Tatsächlich übertraf das Aufgebot der Ordnungshüter die NPD-Präsenz auf dem Geraer Kornmarkt, wo sich die Rechtsaußen nahezu unbemerkt von der Öffentlichkeit versammelten; ähnlich war es in Ronneburg. Auf dem Geraer Markt hatten Deutscher Gewerkschaftsbund und die Geraer Gruppe des UN-Kinderhilfswerkes Unicef spontan eine Gegenveranstaltung platziert. Die Mülltonne, in die braunes Propagandamaterial entsorgt werden konnte, blieb aufgrund der weitestgehenden Ignoranz, auf die die NPD-Aktion gestoßen ist, leer.
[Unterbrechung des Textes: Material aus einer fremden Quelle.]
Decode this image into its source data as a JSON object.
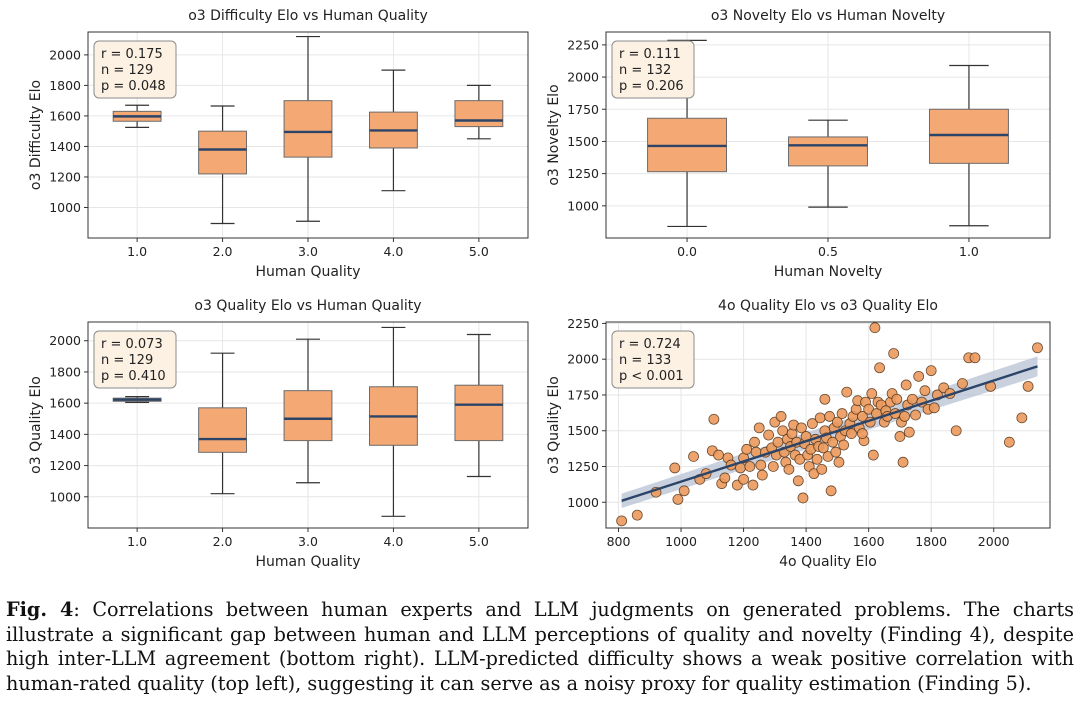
{
  "colors": {
    "box_fill": "#f4a874",
    "box_edge": "#6b6b6b",
    "median": "#2c4468",
    "grid": "#e6e6e6",
    "scatter_fill": "#ec9a5c",
    "scatter_edge": "#5c3a1e",
    "regression_line": "#2c4468",
    "ci_band": "#b7c2d4",
    "stats_box_fill": "#fdf1e3",
    "stats_box_edge": "#8c8c8c"
  },
  "chart_data": [
    {
      "type": "box",
      "title": "o3 Difficulty Elo vs Human Quality",
      "xlabel": "Human Quality",
      "ylabel": "o3 Difficulty Elo",
      "categories": [
        "1.0",
        "2.0",
        "3.0",
        "4.0",
        "5.0"
      ],
      "ylim": [
        800,
        2150
      ],
      "yticks": [
        1000,
        1200,
        1400,
        1600,
        1800,
        2000
      ],
      "boxes": [
        {
          "whislo": 1525,
          "q1": 1565,
          "med": 1597,
          "q3": 1630,
          "whishi": 1670
        },
        {
          "whislo": 895,
          "q1": 1220,
          "med": 1380,
          "q3": 1500,
          "whishi": 1665
        },
        {
          "whislo": 910,
          "q1": 1330,
          "med": 1495,
          "q3": 1700,
          "whishi": 2120
        },
        {
          "whislo": 1110,
          "q1": 1390,
          "med": 1505,
          "q3": 1625,
          "whishi": 1900
        },
        {
          "whislo": 1450,
          "q1": 1530,
          "med": 1570,
          "q3": 1700,
          "whishi": 1800
        }
      ],
      "stats": [
        "r = 0.175",
        "n = 129",
        "p = 0.048"
      ]
    },
    {
      "type": "box",
      "title": "o3 Novelty Elo vs Human Novelty",
      "xlabel": "Human Novelty",
      "ylabel": "o3 Novelty Elo",
      "categories": [
        "0.0",
        "0.5",
        "1.0"
      ],
      "ylim": [
        750,
        2350
      ],
      "yticks": [
        1000,
        1250,
        1500,
        1750,
        2000,
        2250
      ],
      "boxes": [
        {
          "whislo": 840,
          "q1": 1265,
          "med": 1465,
          "q3": 1680,
          "whishi": 2285
        },
        {
          "whislo": 990,
          "q1": 1310,
          "med": 1470,
          "q3": 1535,
          "whishi": 1665
        },
        {
          "whislo": 845,
          "q1": 1330,
          "med": 1550,
          "q3": 1750,
          "whishi": 2090
        }
      ],
      "stats": [
        "r = 0.111",
        "n = 132",
        "p = 0.206"
      ]
    },
    {
      "type": "box",
      "title": "o3 Quality Elo vs Human Quality",
      "xlabel": "Human Quality",
      "ylabel": "o3 Quality Elo",
      "categories": [
        "1.0",
        "2.0",
        "3.0",
        "4.0",
        "5.0"
      ],
      "ylim": [
        800,
        2120
      ],
      "yticks": [
        1000,
        1200,
        1400,
        1600,
        1800,
        2000
      ],
      "boxes": [
        {
          "whislo": 1605,
          "q1": 1612,
          "med": 1622,
          "q3": 1632,
          "whishi": 1642
        },
        {
          "whislo": 1020,
          "q1": 1285,
          "med": 1370,
          "q3": 1570,
          "whishi": 1920
        },
        {
          "whislo": 1090,
          "q1": 1360,
          "med": 1500,
          "q3": 1680,
          "whishi": 2010
        },
        {
          "whislo": 875,
          "q1": 1330,
          "med": 1515,
          "q3": 1705,
          "whishi": 2085
        },
        {
          "whislo": 1130,
          "q1": 1360,
          "med": 1590,
          "q3": 1715,
          "whishi": 2040
        }
      ],
      "stats": [
        "r = 0.073",
        "n = 129",
        "p = 0.410"
      ]
    },
    {
      "type": "scatter",
      "title": "4o Quality Elo vs o3 Quality Elo",
      "xlabel": "4o Quality Elo",
      "ylabel": "o3 Quality Elo",
      "xlim": [
        760,
        2180
      ],
      "ylim": [
        820,
        2260
      ],
      "xticks": [
        800,
        1000,
        1200,
        1400,
        1600,
        1800,
        2000
      ],
      "yticks": [
        1000,
        1250,
        1500,
        1750,
        2000,
        2250
      ],
      "regression": {
        "x": [
          810,
          2140
        ],
        "y": [
          1010,
          1950
        ],
        "ci_halfwidth": [
          50,
          70
        ]
      },
      "points": [
        [
          810,
          870
        ],
        [
          860,
          910
        ],
        [
          920,
          1070
        ],
        [
          980,
          1240
        ],
        [
          990,
          1020
        ],
        [
          1010,
          1080
        ],
        [
          1040,
          1320
        ],
        [
          1060,
          1160
        ],
        [
          1080,
          1200
        ],
        [
          1100,
          1360
        ],
        [
          1105,
          1580
        ],
        [
          1120,
          1330
        ],
        [
          1130,
          1130
        ],
        [
          1140,
          1170
        ],
        [
          1150,
          1310
        ],
        [
          1160,
          1260
        ],
        [
          1180,
          1120
        ],
        [
          1190,
          1240
        ],
        [
          1200,
          1160
        ],
        [
          1200,
          1310
        ],
        [
          1210,
          1370
        ],
        [
          1220,
          1250
        ],
        [
          1230,
          1120
        ],
        [
          1235,
          1420
        ],
        [
          1240,
          1350
        ],
        [
          1250,
          1520
        ],
        [
          1255,
          1260
        ],
        [
          1260,
          1190
        ],
        [
          1270,
          1350
        ],
        [
          1280,
          1470
        ],
        [
          1290,
          1380
        ],
        [
          1295,
          1250
        ],
        [
          1300,
          1560
        ],
        [
          1305,
          1330
        ],
        [
          1310,
          1420
        ],
        [
          1320,
          1600
        ],
        [
          1325,
          1500
        ],
        [
          1330,
          1350
        ],
        [
          1335,
          1280
        ],
        [
          1340,
          1440
        ],
        [
          1345,
          1230
        ],
        [
          1350,
          1390
        ],
        [
          1355,
          1480
        ],
        [
          1360,
          1540
        ],
        [
          1365,
          1330
        ],
        [
          1370,
          1420
        ],
        [
          1375,
          1150
        ],
        [
          1380,
          1300
        ],
        [
          1385,
          1520
        ],
        [
          1390,
          1030
        ],
        [
          1395,
          1410
        ],
        [
          1400,
          1460
        ],
        [
          1405,
          1330
        ],
        [
          1410,
          1250
        ],
        [
          1415,
          1370
        ],
        [
          1420,
          1550
        ],
        [
          1425,
          1200
        ],
        [
          1430,
          1440
        ],
        [
          1435,
          1300
        ],
        [
          1440,
          1390
        ],
        [
          1445,
          1590
        ],
        [
          1450,
          1230
        ],
        [
          1455,
          1380
        ],
        [
          1460,
          1500
        ],
        [
          1465,
          1450
        ],
        [
          1470,
          1320
        ],
        [
          1475,
          1600
        ],
        [
          1480,
          1080
        ],
        [
          1485,
          1420
        ],
        [
          1490,
          1520
        ],
        [
          1495,
          1350
        ],
        [
          1500,
          1560
        ],
        [
          1505,
          1280
        ],
        [
          1510,
          1460
        ],
        [
          1515,
          1620
        ],
        [
          1520,
          1400
        ],
        [
          1525,
          1500
        ],
        [
          1530,
          1770
        ],
        [
          1540,
          1550
        ],
        [
          1545,
          1480
        ],
        [
          1550,
          1600
        ],
        [
          1560,
          1650
        ],
        [
          1565,
          1710
        ],
        [
          1570,
          1520
        ],
        [
          1580,
          1600
        ],
        [
          1585,
          1430
        ],
        [
          1590,
          1700
        ],
        [
          1600,
          1650
        ],
        [
          1605,
          1560
        ],
        [
          1610,
          1760
        ],
        [
          1615,
          1330
        ],
        [
          1620,
          2220
        ],
        [
          1625,
          1620
        ],
        [
          1630,
          1700
        ],
        [
          1635,
          1940
        ],
        [
          1640,
          1680
        ],
        [
          1650,
          1560
        ],
        [
          1655,
          1640
        ],
        [
          1660,
          1600
        ],
        [
          1670,
          1700
        ],
        [
          1675,
          1760
        ],
        [
          1680,
          2040
        ],
        [
          1685,
          1620
        ],
        [
          1690,
          1720
        ],
        [
          1700,
          1460
        ],
        [
          1705,
          1560
        ],
        [
          1710,
          1280
        ],
        [
          1715,
          1600
        ],
        [
          1720,
          1820
        ],
        [
          1725,
          1680
        ],
        [
          1730,
          1490
        ],
        [
          1740,
          1720
        ],
        [
          1750,
          1610
        ],
        [
          1760,
          1880
        ],
        [
          1770,
          1700
        ],
        [
          1780,
          1780
        ],
        [
          1790,
          1650
        ],
        [
          1800,
          1920
        ],
        [
          1810,
          1660
        ],
        [
          1820,
          1750
        ],
        [
          1840,
          1800
        ],
        [
          1860,
          1760
        ],
        [
          1880,
          1500
        ],
        [
          1900,
          1830
        ],
        [
          1920,
          2010
        ],
        [
          1940,
          2010
        ],
        [
          1990,
          1810
        ],
        [
          2050,
          1420
        ],
        [
          2090,
          1590
        ],
        [
          2110,
          1810
        ],
        [
          2140,
          2080
        ],
        [
          1580,
          1480
        ],
        [
          1460,
          1720
        ]
      ],
      "stats": [
        "r = 0.724",
        "n = 133",
        "p < 0.001"
      ]
    }
  ],
  "caption": {
    "label": "Fig. 4",
    "text": ": Correlations between human experts and LLM judgments on generated problems. The charts illustrate a significant gap between human and LLM perceptions of quality and novelty (Finding 4), despite high inter-LLM agreement (bottom right). LLM-predicted difficulty shows a weak positive correlation with human-rated quality (top left), suggesting it can serve as a noisy proxy for quality estimation (Finding 5)."
  }
}
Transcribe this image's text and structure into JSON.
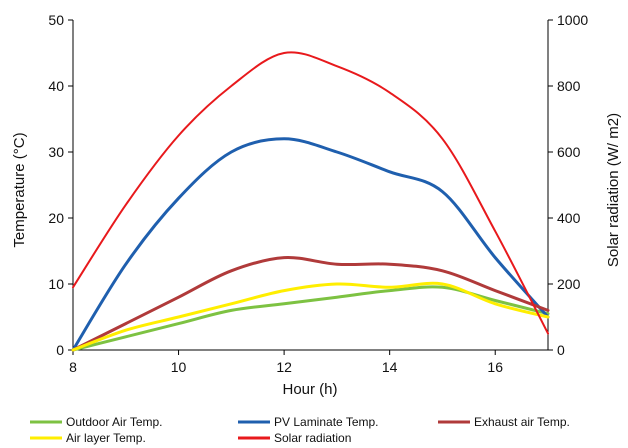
{
  "chart_data": {
    "type": "line",
    "xlabel": "Hour (h)",
    "ylabel_left": "Temperature (°C)",
    "ylabel_right": "Solar radiation (W/ m2)",
    "xlim": [
      8,
      17
    ],
    "ylim_left": [
      0,
      50
    ],
    "ylim_right": [
      0,
      1000
    ],
    "x_ticks": [
      8,
      10,
      12,
      14,
      16
    ],
    "y_left_ticks": [
      0,
      10,
      20,
      30,
      40,
      50
    ],
    "y_right_ticks": [
      0,
      200,
      400,
      600,
      800,
      1000
    ],
    "legend_position": "bottom",
    "grid": false,
    "series": [
      {
        "name": "Outdoor Air Temp.",
        "axis": "left",
        "color": "#7dc242",
        "x": [
          8,
          9,
          10,
          11,
          12,
          13,
          14,
          15,
          16,
          17
        ],
        "y": [
          0,
          2,
          4,
          6,
          7,
          8,
          9,
          9.5,
          7.5,
          5.5
        ]
      },
      {
        "name": "PV Laminate Temp.",
        "axis": "left",
        "color": "#1f5fae",
        "x": [
          8,
          9,
          10,
          11,
          12,
          13,
          14,
          15,
          16,
          17
        ],
        "y": [
          0,
          13,
          23,
          30,
          32,
          30,
          27,
          24,
          14,
          5
        ]
      },
      {
        "name": "Exhaust air Temp.",
        "axis": "left",
        "color": "#b03a3a",
        "x": [
          8,
          9,
          10,
          11,
          12,
          13,
          14,
          15,
          16,
          17
        ],
        "y": [
          0,
          4,
          8,
          12,
          14,
          13,
          13,
          12,
          9,
          6
        ]
      },
      {
        "name": "Air layer Temp.",
        "axis": "left",
        "color": "#ffee00",
        "x": [
          8,
          9,
          10,
          11,
          12,
          13,
          14,
          15,
          16,
          17
        ],
        "y": [
          0,
          3,
          5,
          7,
          9,
          10,
          9.5,
          10,
          7,
          5
        ]
      },
      {
        "name": "Solar radiation",
        "axis": "right",
        "color": "#e8191c",
        "x": [
          8,
          9,
          10,
          11,
          12,
          13,
          14,
          15,
          16,
          17
        ],
        "y": [
          190,
          440,
          650,
          800,
          900,
          860,
          780,
          640,
          360,
          50
        ]
      }
    ]
  }
}
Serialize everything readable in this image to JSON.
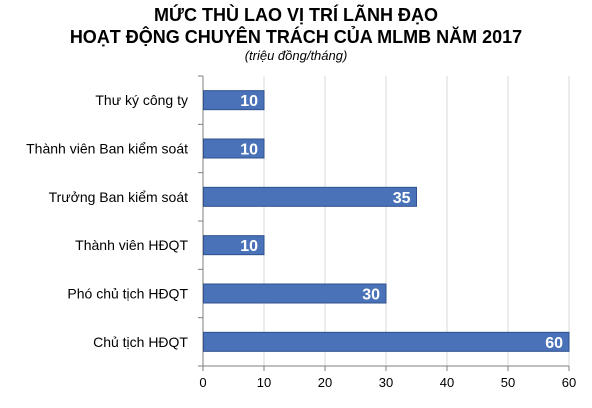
{
  "chart_data": {
    "type": "bar",
    "orientation": "horizontal",
    "title": [
      "MỨC THÙ LAO VỊ TRÍ LÃNH ĐẠO",
      "HOẠT ĐỘNG CHUYÊN TRÁCH CỦA MLMB NĂM 2017"
    ],
    "subtitle": "(triệu đồng/tháng)",
    "categories": [
      "Thư ký công ty",
      "Thành viên Ban kiểm soát",
      "Trưởng Ban kiểm soát",
      "Thành viên HĐQT",
      "Phó chủ tịch HĐQT",
      "Chủ tịch HĐQT"
    ],
    "values": [
      10,
      10,
      35,
      10,
      30,
      60
    ],
    "xlim": [
      0,
      60
    ],
    "xticks": [
      0,
      10,
      20,
      30,
      40,
      50,
      60
    ],
    "grid": true,
    "legend": "none",
    "colors": {
      "bar": "#4a72b8",
      "bar_edge": "#2f528f",
      "value_label": "#ffffff",
      "grid": "#d9d9d9",
      "axis": "#7f7f7f"
    }
  }
}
Dass am Vorabend eines geschichtsträchtigen Datums deutscher Geschiche - des Jahrestages der Reichspogromnacht und damit der Judenverfolgung durch die nationalsozialistische Diktatur einerseits und andererseits des Mauerfalls 1989 - die NPD den Kornmarkt okkupieren wollte, das hatte bei DGB und Unicef für besonders große Besorgnis gesorgt. "Deshalb müssen wir unbedingt Gesicht zeigen", so Andreas Thieme; der Wirt vom "Burgkeller" vertritt die Unternehmer am Runden Tisch. "Wir wollen, dass die Innenstadt belebt wird, aber nicht auf diese Weise", kommentierte der die NPD-Aktion.